Según el testimonio de un supuesto conductor de un colectivo de servicio público, él fue asaltado media hora antes de la muerte del muchacho (ocurrida a eso de las 10:30 p.m.). “Eran tres chinos y una china”, explica en el denuncio que puso en la Fiscalía, cuando el escándalo por el hecho ya se había tomado el país mediático. Se trata de la versión que daría peso a la explicación que da la Policía, que afirma que trataba de capturar a unos ladrones que se acababan de bajar de una buseta.
Según el conductor, el viernes a las 9:30 p.m. se encontraba cumpliendo con su ruta en la avenida Boyacá con calle 12, cuando «se montaron tres jovencitos y una muchachita». Por el camino su esposa, que lo acompañaba en la cabina, “presintió” que en el vehículo había ladrones. “Por eso me guardé $200.000 del producido en el bolsillo y sólo dejé a la vista $60.000”.
Antes de llegar a la 127, uno de los muchachos le apuntó con un arma. “Una pistola negra, lo sé porque fui militar”. Mientras, la muchacha que lo acompañaba robaba a los 10 o 15 pasajeros “sus teléfonos celulares, sus bolsos, todo”. Los supuestos ladrones se habrían bajado del colectivo pocos minutos después y, según el denunciante, el que cargaba el arma era el mismo Diego Felipe Becerra Lizarazo. “Le veo la cara en el periódico y parece que lo estuviera viendo por el vidrio… me decía que le hiciera despacio o si no me hacía estallar el arma”.

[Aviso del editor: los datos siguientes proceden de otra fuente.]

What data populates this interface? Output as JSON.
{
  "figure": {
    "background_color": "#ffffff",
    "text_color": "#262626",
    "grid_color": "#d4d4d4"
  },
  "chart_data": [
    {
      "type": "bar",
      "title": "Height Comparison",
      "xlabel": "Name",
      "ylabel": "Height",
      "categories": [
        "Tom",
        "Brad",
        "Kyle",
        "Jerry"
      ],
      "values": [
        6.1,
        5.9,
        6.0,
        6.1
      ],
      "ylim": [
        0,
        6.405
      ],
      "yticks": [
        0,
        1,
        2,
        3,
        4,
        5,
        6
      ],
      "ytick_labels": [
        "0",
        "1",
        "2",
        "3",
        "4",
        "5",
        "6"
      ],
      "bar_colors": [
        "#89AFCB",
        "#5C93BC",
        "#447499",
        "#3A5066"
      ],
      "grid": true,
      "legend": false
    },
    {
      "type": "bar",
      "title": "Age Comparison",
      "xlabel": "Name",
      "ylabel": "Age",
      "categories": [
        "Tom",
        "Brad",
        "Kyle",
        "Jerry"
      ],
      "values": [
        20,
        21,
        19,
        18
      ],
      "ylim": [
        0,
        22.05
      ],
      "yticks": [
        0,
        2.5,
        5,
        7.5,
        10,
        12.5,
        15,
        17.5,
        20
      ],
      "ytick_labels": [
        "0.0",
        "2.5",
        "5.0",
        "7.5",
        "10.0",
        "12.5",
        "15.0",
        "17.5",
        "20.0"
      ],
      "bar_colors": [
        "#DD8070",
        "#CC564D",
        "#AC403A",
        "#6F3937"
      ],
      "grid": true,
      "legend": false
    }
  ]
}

Al tiempo en que se conoció este testimonio, se filtró a los medios la grabación de una llamada de unos cuatro minutos hecha esa noche por uno de los pasajeros del colectivo a la línea de emergencias 123. “Señor, mire, es que nos acabaron de atracar aquí, en una buseta. Nos quitaron los celulares, nos quitaron la plata… tres tipos y una mujer… la china va bien vestida”.
Después de conocer las dos supuestas pruebas, Gustavo Arley Trejos, el padre de Diego Felipe, aseguró que se trata de un montaje, pues su hijo no era más que un muchacho amante de la pintura, y pidió a la Policía que si la investigación resulta en que éste no tuvo nada que ver con el presunto atraco destituyan a los uniformados implicados en su muerte.
Varias dudas rondan su cabeza: si Diego Felipe y sus amigos eran los atracadores, ¿en dónde quedó el arma? ¿Y las cosas hurtadas? ¿Por qué la Policía no capturó a los compañeros de la víctima, siendo que éstos se presentaron en la Clínica Shaio, en donde murió el muchacho y estaba la autoridad? Y otro punto: ¿por qué el conductor da un número de colectivo y, en la llamada, el ciudadano da otro?.
El jueves, la necropsia realizada por Medicina Legal arrojó los primeros datos sobre la controvertida muerte del joven grafitero. De acuerdo con Medicina Legal, el joven recibió sólo un disparo de bala y no dos como se había dicho. El proyectil que terminó con la vida de Diego Felipe fue disparado a una distancia de 1,80 metros.
Según el dictamen preliminar, Becerra tenía las manos manchadas de pintura, hecho que confirmaría que el joven si se encontraba realizando un grafiti en el puente vehicular de la calle 116 con Avenida Boyacá tal y como lo dijeron sus familiares desde el principio.